The eleventh edition of The Blue Book of Grammar and Punctuation is set for a February debut. It has been six years since the tenth edition was published. So when the publisher, Jossey-Bass, requested another go-round, the team at GrammarBook.com was elated.
We trust that readers will find the new, extensively revised and expanded version in keeping with the author and founder Jane Straus’s vision of a direct, concise, unfussy grammar book.
The Blue Book, which started life as a booklet for California state employees, has now sold around 200,000 copies. Over the years, we’ve seen the number of subscribers to our weekly blog grow from dozens to scores to hundreds; now, there are almost 40,000 of you worldwide.

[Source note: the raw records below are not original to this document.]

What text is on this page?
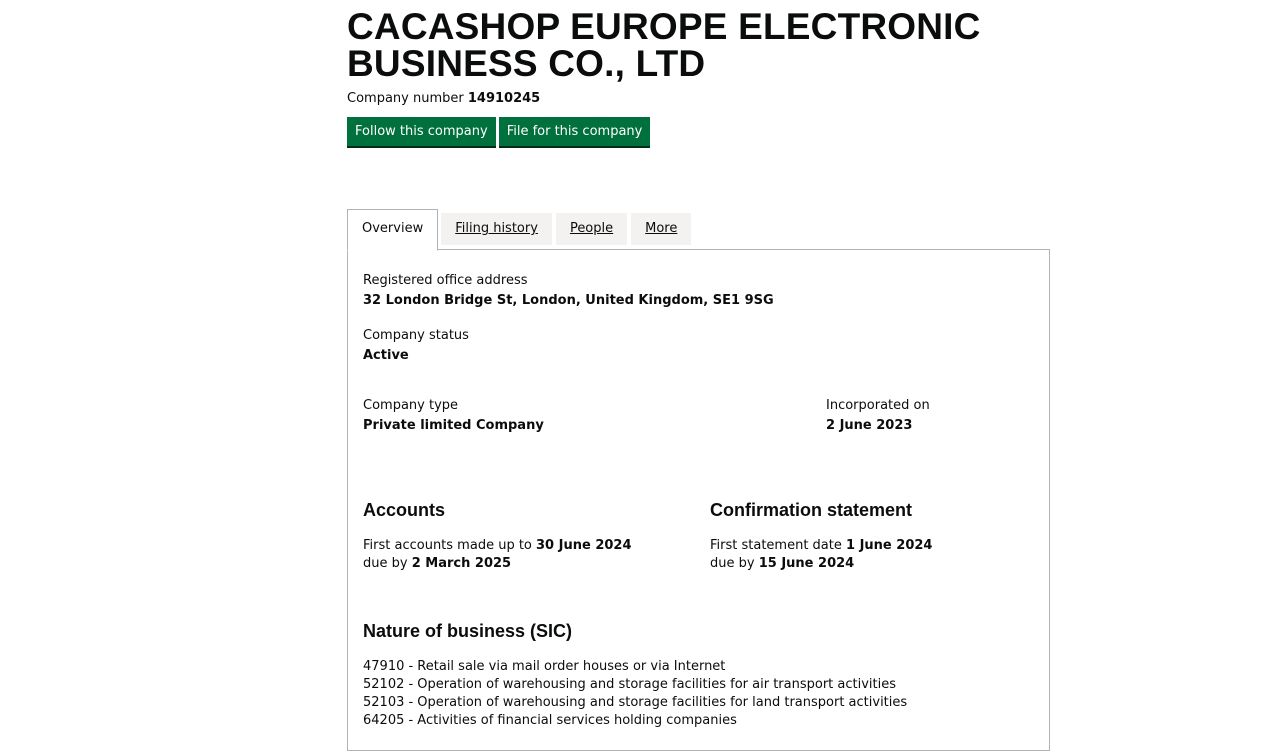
CACASHOP EUROPE ELECTRONIC BUSINESS CO., LTD
Company number 14910245
Follow this company	File for this company
Overview	Filing history	People	More
Registered office address
32 London Bridge St, London, United Kingdom, SE1 9SG
Company status
Active
Company type
Private limited Company
Incorporated on
2 June 2023
Accounts
First accounts made up to 30 June 2024
due by 2 March 2025
Confirmation statement
First statement date 1 June 2024
due by 15 June 2024
Nature of business (SIC)
47910 - Retail sale via mail order houses or via Internet
52102 - Operation of warehousing and storage facilities for air transport activities
52103 - Operation of warehousing and storage facilities for land transport activities
64205 - Activities of financial services holding companies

As we have grown, we have heard from readers from every walk of life and all corners of the earth. Some of you have been outspoken about things we could be doing better—and we are listening. We can’t forget an e-mail we received from a group of amateur linguists in England who felt we were too quick to label as “rules” what might better be termed conventions. One example of this distinction: although American writers and editors insist upon the placing of commas and periods inside quotation marks without exception, it nonetheless smacks of provincial pomposity to call this a “rule” of English when virtually every other English-speaking country ignores it.
So, with a nod to that shrewd e-mail, the new edition stresses the difference between rules on the one hand and conventions, customs, and tendencies on the other. For instance, there are ironclad rules for apostrophes—nowhere will you see the possessive of women written womens’. But other uses of the apostrophe are open for debate. Some write Learn your ABCs and others prefer your ABC’s. Some write the 1990s and others swear by the 1990’s.
The new Blue Book takes on English in all its often maddening complexity, acknowledging its quirks, gray areas, exceptions, limitations, and contradictions. We realize that people want straight answers, but with English, there sometimes aren’t any, and we would be remiss in saying otherwise.